From Your Interim Minister,
I haven’t done much blogging of late, but did want to get out a note here following the Women’s March in Washington, DC last Saturday.
As many of you know, several members and friends (eight, including yours truly) of FCU made the trip on a bus—one of two—chartered via the UU Church of Nashua, NH where I had a long-time ministry. I wasn’t sure I had two consecutive nights on a bus in me at this point in my life, but I’m glad I made the trip. It was good to be with some of your FCU congregants, and to re-connect with some of my former Nashua UU congregants.
I’ve never been in a crowd that size! Absolutely amazing. I’m aware that the presence of those nearly half-million people, along with the hundreds of thousands of others who assembled in cities across America, hardly served to deter the highly troubling direction that the current Presidential administration is already taking.

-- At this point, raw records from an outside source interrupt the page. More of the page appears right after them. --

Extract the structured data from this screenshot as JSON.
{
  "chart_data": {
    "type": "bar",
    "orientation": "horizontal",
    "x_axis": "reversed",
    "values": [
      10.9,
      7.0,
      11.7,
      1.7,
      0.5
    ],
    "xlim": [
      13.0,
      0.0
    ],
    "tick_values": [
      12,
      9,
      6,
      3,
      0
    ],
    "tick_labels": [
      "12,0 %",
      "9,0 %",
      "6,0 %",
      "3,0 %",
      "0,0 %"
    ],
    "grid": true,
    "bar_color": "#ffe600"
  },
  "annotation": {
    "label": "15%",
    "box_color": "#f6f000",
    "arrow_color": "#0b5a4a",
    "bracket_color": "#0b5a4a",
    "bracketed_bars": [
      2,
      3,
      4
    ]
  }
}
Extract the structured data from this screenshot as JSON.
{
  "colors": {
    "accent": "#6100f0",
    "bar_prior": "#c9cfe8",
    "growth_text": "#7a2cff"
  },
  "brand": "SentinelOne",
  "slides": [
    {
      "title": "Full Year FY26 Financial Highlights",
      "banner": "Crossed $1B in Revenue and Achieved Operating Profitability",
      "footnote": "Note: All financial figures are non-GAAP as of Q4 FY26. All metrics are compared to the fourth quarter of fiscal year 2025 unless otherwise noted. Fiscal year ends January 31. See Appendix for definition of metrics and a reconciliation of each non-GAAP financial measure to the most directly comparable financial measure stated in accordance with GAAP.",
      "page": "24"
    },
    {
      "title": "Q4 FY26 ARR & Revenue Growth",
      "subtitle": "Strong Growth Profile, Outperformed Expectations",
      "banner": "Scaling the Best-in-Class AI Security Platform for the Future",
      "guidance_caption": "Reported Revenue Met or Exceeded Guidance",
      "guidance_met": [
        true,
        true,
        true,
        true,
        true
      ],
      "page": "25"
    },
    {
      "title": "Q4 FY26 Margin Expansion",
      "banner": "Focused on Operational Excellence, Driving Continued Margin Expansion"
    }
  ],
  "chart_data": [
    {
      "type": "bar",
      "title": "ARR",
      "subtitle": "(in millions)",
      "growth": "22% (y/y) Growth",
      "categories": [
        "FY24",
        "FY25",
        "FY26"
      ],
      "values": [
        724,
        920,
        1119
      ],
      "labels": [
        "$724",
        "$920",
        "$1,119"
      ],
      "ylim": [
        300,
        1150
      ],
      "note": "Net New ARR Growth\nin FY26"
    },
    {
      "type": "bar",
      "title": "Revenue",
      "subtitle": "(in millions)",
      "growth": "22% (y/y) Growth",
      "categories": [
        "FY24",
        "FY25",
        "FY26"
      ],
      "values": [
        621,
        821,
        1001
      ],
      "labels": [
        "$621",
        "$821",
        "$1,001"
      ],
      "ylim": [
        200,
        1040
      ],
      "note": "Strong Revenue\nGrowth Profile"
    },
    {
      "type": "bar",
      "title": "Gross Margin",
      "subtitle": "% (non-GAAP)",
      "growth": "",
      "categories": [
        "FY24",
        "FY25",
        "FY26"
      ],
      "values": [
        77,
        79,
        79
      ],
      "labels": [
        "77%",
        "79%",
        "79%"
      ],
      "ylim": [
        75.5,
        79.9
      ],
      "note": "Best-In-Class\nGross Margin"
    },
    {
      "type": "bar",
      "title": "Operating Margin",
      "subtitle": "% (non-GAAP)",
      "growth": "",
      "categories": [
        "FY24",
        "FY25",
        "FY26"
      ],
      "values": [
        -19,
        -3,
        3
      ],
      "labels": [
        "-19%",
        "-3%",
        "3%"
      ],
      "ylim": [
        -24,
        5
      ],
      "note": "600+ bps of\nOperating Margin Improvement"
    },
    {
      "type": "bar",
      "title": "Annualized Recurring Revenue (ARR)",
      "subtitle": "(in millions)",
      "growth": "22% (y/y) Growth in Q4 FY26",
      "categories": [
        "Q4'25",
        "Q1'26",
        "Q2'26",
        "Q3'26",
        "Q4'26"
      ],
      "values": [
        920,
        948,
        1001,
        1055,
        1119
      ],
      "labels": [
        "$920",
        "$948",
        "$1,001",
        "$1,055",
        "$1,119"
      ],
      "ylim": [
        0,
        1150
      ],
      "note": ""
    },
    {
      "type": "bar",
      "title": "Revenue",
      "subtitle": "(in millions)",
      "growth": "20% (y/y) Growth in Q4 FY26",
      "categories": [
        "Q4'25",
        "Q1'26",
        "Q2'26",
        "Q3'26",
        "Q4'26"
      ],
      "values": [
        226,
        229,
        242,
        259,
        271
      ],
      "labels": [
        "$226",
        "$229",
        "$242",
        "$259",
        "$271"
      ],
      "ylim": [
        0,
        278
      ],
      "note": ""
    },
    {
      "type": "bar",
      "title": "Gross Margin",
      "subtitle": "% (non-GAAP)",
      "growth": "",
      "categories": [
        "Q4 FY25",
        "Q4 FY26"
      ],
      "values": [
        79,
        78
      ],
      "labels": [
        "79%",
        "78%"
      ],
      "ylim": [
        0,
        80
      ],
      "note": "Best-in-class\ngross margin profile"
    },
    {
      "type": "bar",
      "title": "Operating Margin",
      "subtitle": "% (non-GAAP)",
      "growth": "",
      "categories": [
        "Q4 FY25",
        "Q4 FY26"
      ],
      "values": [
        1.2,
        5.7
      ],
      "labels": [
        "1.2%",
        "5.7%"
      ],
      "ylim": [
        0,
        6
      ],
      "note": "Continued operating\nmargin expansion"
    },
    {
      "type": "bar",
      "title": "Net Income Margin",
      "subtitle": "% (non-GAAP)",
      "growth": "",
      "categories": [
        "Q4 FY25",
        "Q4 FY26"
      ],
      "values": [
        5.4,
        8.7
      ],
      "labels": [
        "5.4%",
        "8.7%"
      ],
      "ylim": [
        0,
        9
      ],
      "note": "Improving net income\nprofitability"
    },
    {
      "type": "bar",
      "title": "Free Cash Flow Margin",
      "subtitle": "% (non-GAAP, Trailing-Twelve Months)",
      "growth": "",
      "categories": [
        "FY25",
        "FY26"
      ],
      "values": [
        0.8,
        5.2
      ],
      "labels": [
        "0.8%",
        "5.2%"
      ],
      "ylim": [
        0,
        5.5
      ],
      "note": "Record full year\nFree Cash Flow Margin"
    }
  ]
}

But it did well demonstrate that the voices of resistance—which are also the voices of justice and decency—will not be silenced in the days ahead.
My sermon for this Sunday (January 29) is largely given over to my take on Robert Hunter’s song Ripple, but I’ll share with you now some of the words with which I’ll be ending it—in the hope that you won’t mind hearing them twice if you’re in church on Sunday!
Here they are:
“As disaffected as I feel with the current state of the American Presidency—a disaffection I’ve never felt before, and my memories of our country’s Presidents go back to Mr. Eisenhower—I came home feeling good. Being in the midst of the throngs that were there, and then learning of similar kinds of throngs that were gathering in cities and towns across America, did give me the assurance that this is still my country, and it is still worth staying in the struggle for.
“Feeling good is not the same thing as being naïve. To return to the song we’ve been exploring, for those of us who seek to stand on the side of love, for those of us who seek to be agents of that moral arc of the universe bending towards justice, the road ahead is anything but a simple highway. It will be a difficult road at times. The way in which we travel it will determine whether we as a society are headed for yet another dawn—or for the dark of night. I came away from last weekend hopeful that we as a nation will choose the dawn, rather than surrender to the dark of night.”
Peace friends…and stay in the struggle,
Rev. Steve
Carolyn McCreary says
I am reading this in the wakefulness of my night.